D’autres personnalités contemporaines à avoir marqué la politique nationale et internationale incluent l’actuelle secrétaire générale adjointe des Nations Unies et ancienne ministre de l’Environnement du Nigéria, Amina J. Mohammed ; Ngozi Okonjo-Iweala, ancienne ministre des Finances et directrice générale de la Banque mondiale entre 2007 et 2011 ; Oby Ezekwesili, ancienne ministre de l’Éducation et coordinatrice de la campagne Bring Back Our Girls (Rendez-nous nos filles) ; et la défunte professeur Dora Akunyili, ancienne ministre de l’Information et de la Communication, qui s’est fait connaître par son rôle de directrice générale de la National Agency for Food and Drugs Administration and Control (NAFDAC), dans le cadre de sa croisade contre les médicaments falsifiés.

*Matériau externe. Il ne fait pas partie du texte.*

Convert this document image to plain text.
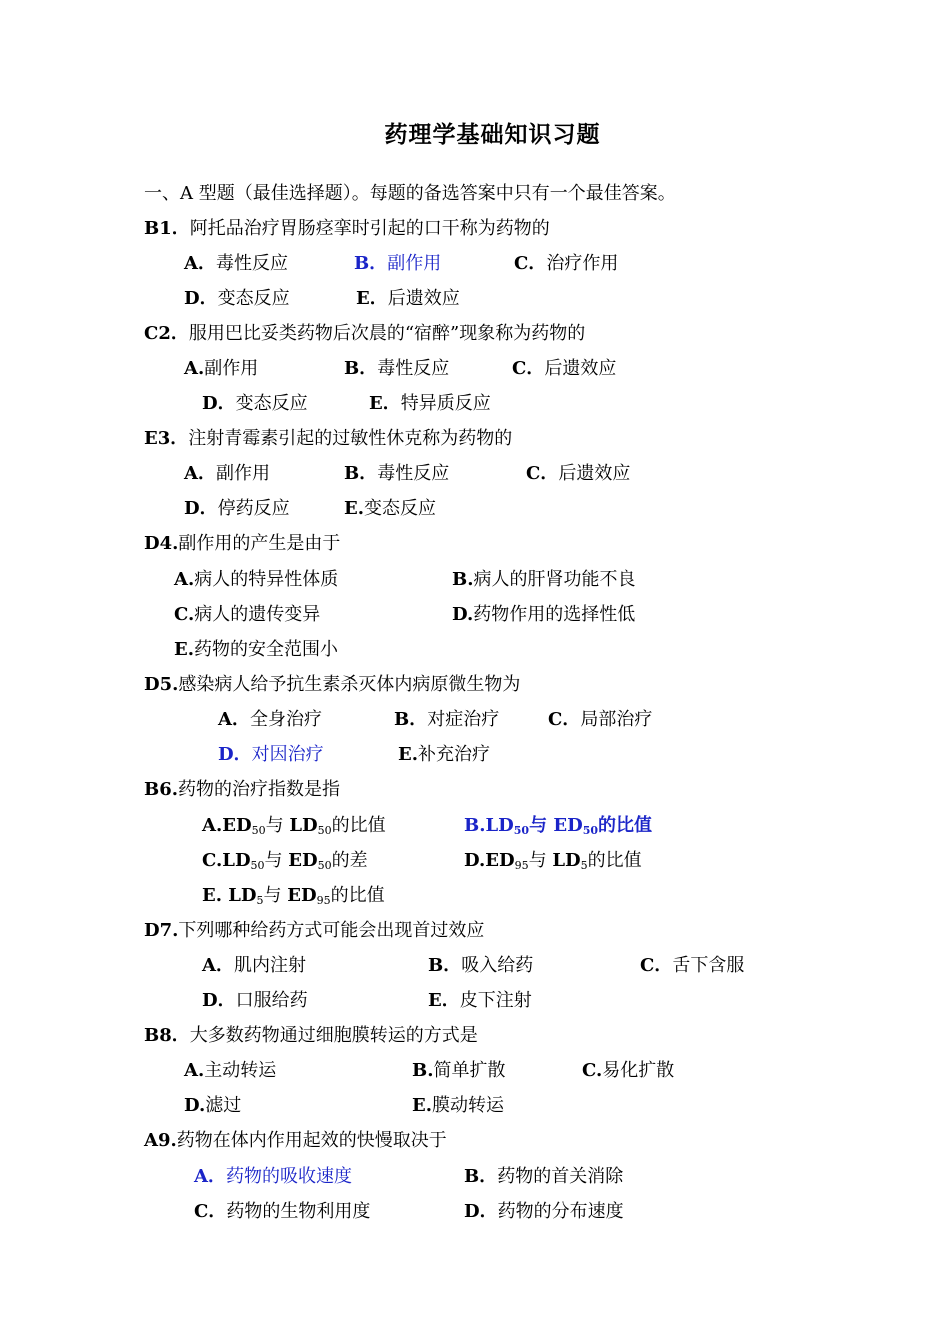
药理学基础知识习题
一、A 型题（最佳选择题）。每题的备选答案中只有一个最佳答案。
B1．阿托品治疗胃肠痉挛时引起的口干称为药物的
A．毒性反应	B．副作用	C．治疗作用
D．变态反应	E．后遗效应
C2．服用巴比妥类药物后次晨的“宿醉”现象称为药物的
A.副作用	B．毒性反应	C．后遗效应
D．变态反应	E．特异质反应
E3．注射青霉素引起的过敏性休克称为药物的
A．副作用	B．毒性反应	C．后遗效应
D．停药反应	E.变态反应
D4.副作用的产生是由于
A.病人的特异性体质	B.病人的肝肾功能不良
C.病人的遗传变异	D.药物作用的选择性低
E.药物的安全范围小
D5.感染病人给予抗生素杀灭体内病原微生物为
A．全身治疗	B．对症治疗	C．局部治疗
D．对因治疗	E.补充治疗
B6.药物的治疗指数是指
$A.ED_{50}$与 $LD_{50}$的比值	$B.LD_{50}$与 $ED_{50}$的比值
$C.LD_{50}$与 $ED_{50}$的差	$D.ED_{95}$与 $LD_5$的比值
E. $LD_5$与 $ED_{95}$的比值
D7.下列哪种给药方式可能会出现首过效应
A．肌内注射	B．吸入给药	C．舌下含服
D．口服给药	E．皮下注射
B8．大多数药物通过细胞膜转运的方式是
A.主动转运	B.简单扩散	C.易化扩散
D.滤过	E.膜动转运
A9.药物在体内作用起效的快慢取决于
A．药物的吸收速度	B．药物的首关消除
C．药物的生物利用度	D．药物的分布速度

Il y a, en outre, diverses organisations et initiatives qui tentent de remédier au déséquilibre hommes-femmes dans la politique nigériane et d’augmenter le nombre de femmes occupant des rôles décisionnels. Comme le PLAC, mentionné plus haut, qui dirige un projet intitulé «Étendre la participation politique des femmes au Nigéria» , avec le concours de la Fondation Ford. Le PLAC promeut l’inclusion comme indicateur-clé de la bonne gouvernance et signale sur son site internet :

« Depuis la ratification de la Convention sur l’élimination de toutes les formes de discrimination à l’égard des femmes, en 1979, et l’adoption du Programme d’action de Beijing à l’occasion de la quatrième Conférence mondiale sur les femmes, en 1995, des efforts conscients ont été menés pour mettre en avant l’égalité et l’équité en s’attaquant à la question de la participation politique des femmes. »

Une autre organisation, le Legal Defence and Assistance Project (LEDAP), mène un programme similaire ayant vocation à aider des politiciennes expérimentées et accomplies à coacher leurs cadettes. Le LEDAP encourage par ailleurs la participation politique des femmes à l’échelle locale.

Remi Sonaiya, ancienne professeur de l’université Obafemi Awolowo, à Ife, dans l’État d’Osun, était la seule femme candidate aux élections présidentielles de 2015, où elle représentait le parti KOWA. Ardente militante pour la parité hommes-femmes dans la politique nigériane, elle a indiqué dans un entretien avec Equal Times que malgré son appartenance à un parti minoritaire (la politique nigériane étant dominée par le PDP et le All Progressives Congress), elle entend se représenter sur la même liste.
« Je ne tiens pas à rejoindre les rangs d’un parti établi », affirme-t-elle, « je veux renverser les partis établis parce qu’ils ont manqué à leurs promesses. C’est pourquoi je présente ma candidature à la Présidentielles Nigériane en 2019. Je me présente car c’est par conviction que je le fais. On doit défendre ce qui est juste – il ne s’agit pas seulement de gagner ou de perdre. »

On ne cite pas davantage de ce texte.